17th Inspector General of Police
- In office 1 August 2014 – 20 April 2015
- Preceded by: Mohammed Dikko Abubakar
- Succeeded by: Solomon Arase

Personal details
- Born: 22 March 1959 (age 67) Gwaram, Jigawa State, Nigeria
- Education: NIPSS; University of Jos; University of Abuja; London School of Economics;
- Occupation: Police Officer

= Suleiman Abba =

Nigerian police officer

Suleiman Abba (born 22 March 1959) is a retired Nigerian police officer who served as the 17th Inspector General of Nigerian Police. He was appointed as acting IGP on 1 August 2014 by President Goodluck Jonathan and later confirmed as substantive IGP on 4 November 2014. Before the appointment, Abba was serving as the Assistant Inspector-General in Charge of Zone 7, Abuja. IGP, Suleiman Abba was sacked 21 April 2015 because of noticeable indiscipline in the Nigerian Police Force in the buildup to the 2015 general election

==Life and career==
Abba was born on 22 March 1959 in Gwaram of Jigawa State Northwestern Nigeria. He obtained B.A degree in history from University of Jos,

He was recruited into the Nigerian police in December 1984 and rose through ranks to become AIG in February 2012.

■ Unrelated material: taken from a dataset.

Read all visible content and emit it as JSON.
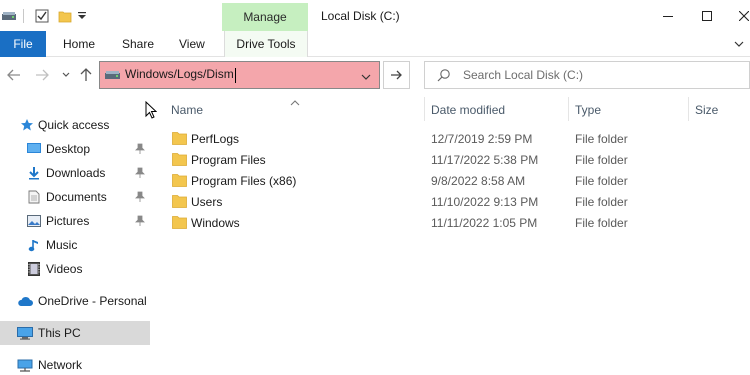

Abba has worked in various capacities while in Police service. He served as Commissioner of Police in Lagos and Rivers States and was at one time, Assistant Inspector-General of Police in charge of Zone 7 Abuja. He also once served as Aide-De-Camp (ADC) to Maryam Abacha, spouse of Nigeria's former military leader, Sani Abacha.